FTC Worries About Consumers, Cloud Data, and Privacy

pcause writes "Ars Techina has a nice article about the FTC's concern that consumers don't understand the implications of storing their data in the cloud. From the article: 'Data is now sitting on servers outside of your control, where it can be accessed far more easily by Google itself, hackers, and law enforcement than it ever could if kept within the device. Once data passes over the network, it gets much easier to access in realtime; once it is stored on a remote server, it gets much easier to access at any time. And those are just the phone settings. Google also has access to search history data, anything stored in Google Docs or Spreadsheets, complete schedules stored in Google Calendar, and recent Maps searches. Combine them all, and companies like Google become one-stop shops for authorities looking for personal information.' Do you think the average consumer even has a clue about this issue?"

No.

[Rossman]

"Do you think the average consumer even has a clue about this issue?" No. And they don't care, and can't be made to care.

Re:use encryption

[MichaelSmith]

They really can't ya know.. just remember these three words: "I don't recall". End of story.

Not in the UK [theregister.co.uk].

Cloud data already used against me...

[TrisexualPuppy]

...in an alimony suit with a woman that I'd never met. The case was quickly dismissed, but the attorney did some dirty subpoenas and essentially tore my dignity to shreds in front of several people. It's reaaaalllly funny to people who look at your search history, your emails, and your CC purchases with no context and absolutely no justification.

I USE ANONOMYZING PROXIES NOW.

Re:They can know about you, do you know about them

[neorush]

Only a subpoena is needed to get a company to hand over data its called "subpoena duces tecum" basically it orders a person give physical evidence to the ordering court or face punishment. Subpoena's are not the same as warrants, and because they are akin to a testimony they are very easy to have issued, and you do not need to be notified because they are often related to the authorities building a case against you, as opposed to something like a warrant, where YOUR physical property is searched. Read the TOS, a company is within its rights to hand this over to the authorities.

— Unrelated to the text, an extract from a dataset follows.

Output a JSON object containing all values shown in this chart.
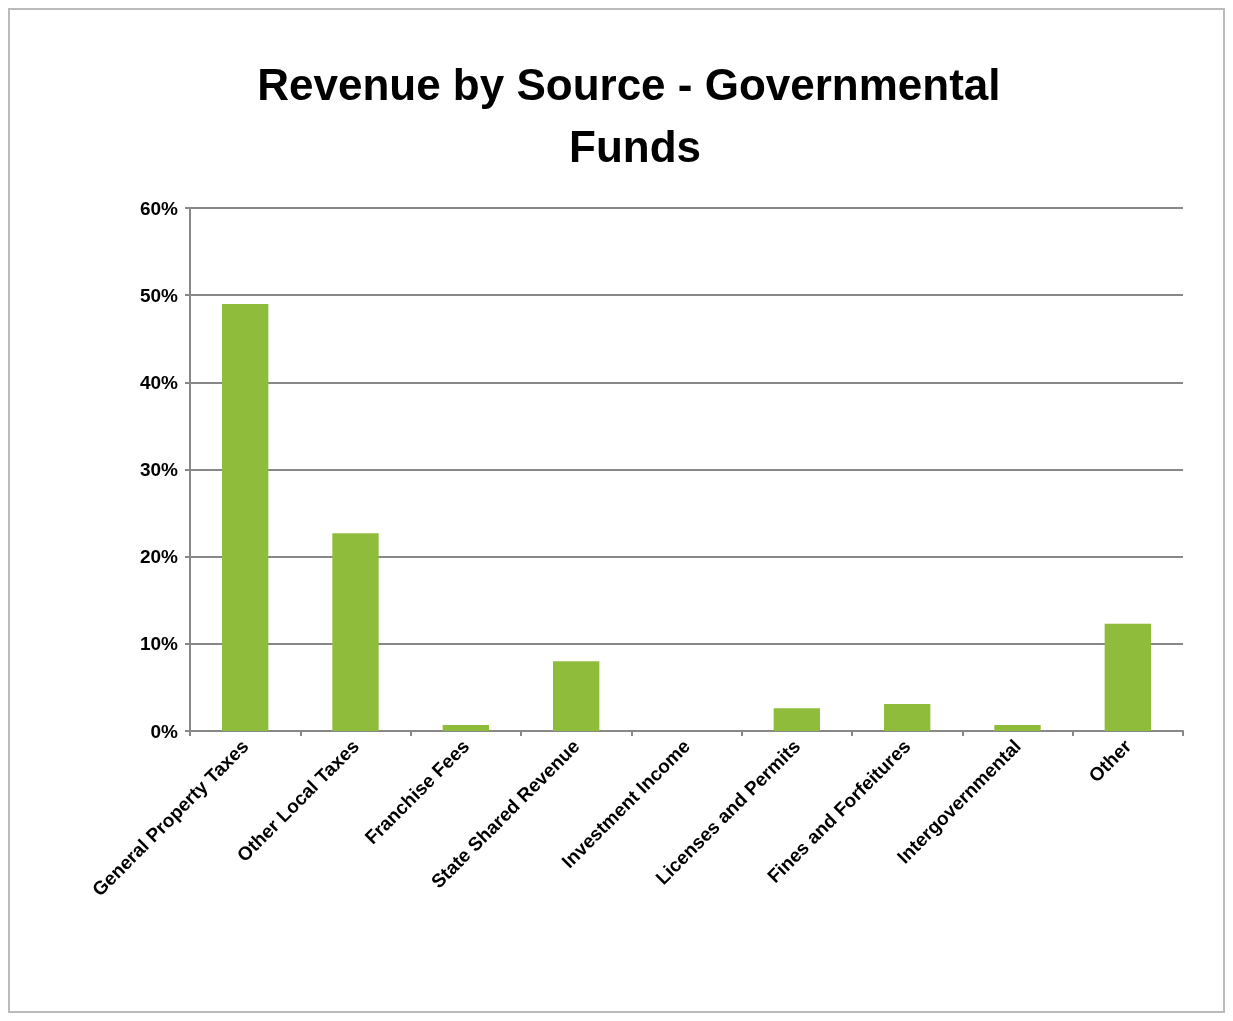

Re:I was just thinking about this today

[Shadow-isoHunt]

No, they cannot. GPS is one way, receiving timestamps via radio transmitted via multiple transmitters, then it does some fun maths involving the speed of light, and relativity. It requires the cellular link to transmit it's location to 911 via E911 services, but with the default firmware of your phone they can't remotely turn this on directly as it's not part of the E911 functionality. In order for them to turn it on remotely, they need to push a firmware patch to the handset which disables any GPS icon indications, and enables the vendor-specific command set. On top of that they have to figure out which handset is yours, which is going to be hard without an associated account with a valid GSM provider in your area. However, if they had previous knowledge of your IMEI/ESN, they could use that to locate you as IMEI/ESNs are globally unique to each GSM handset.

Also, the GPS is overkill since they can passively monitor your location via triangulation of your cellular link. This is the most likely method of monitoring, as it won't kill your battery life(tipping you off), it's passive requiring no interaction with the handset, it doesn't require the GPS chip to initialize and possibly download the GPS ephemeris if it's a cold start(which will take 40s minimum due to the 50bits/s).

Also, they could theoretically do it without a warrant if they used their _own_ equipment and knew your CDMA code - anyone can listen in to any radio transmission in the US, though decrypting a GSM/CDMA signal may be illegal. No decryption is necessary though, as long as they know your timeslot(GSM's tdm)/code(cdma).

Re:Would somebody think of the future of our data?

[drinkypoo]

The problem with that is that clouds are run by companies, and no company lasts forever either.

That is not even remotely the biggest problem. The biggest problem is that clouds are run by corporations, and corporations last forever. Someone else can actually win the right of stewardship over your data as part of a bankruptcy settlement.

Is there any way to write data and then 10 years later get that same data back?

Sure, it's called DVDs from Verbatim, stored in a cool dark place. If you mean "on the internet" then the answer is to get web hosting, and move data from host to host as necessary (e.g. when they go out of business.) But of course, you've got to have some excellent encryption. Luckily that will cost you $0.

Re:Would somebody think of the future of our data?

[syousef]

Is there any way to write data and then 10 years later get that same data back?

Yes. I call it MRBAM. Multiple Redundant Backup At Mother's.

For important data, photos etc, I keep a copy locally. Periodically I dump the data to another hard drive. One goes at my mother's house. One stays local. Every few years I buy more disks and copy drive to drive off a backup. I don't erase the old ones.

Co-incidentally I have exactly 10 years worth of photos. Haven't lost one yet. Latest drives are Terabyte size and are half full. (I don't delete pictures, even test pictures).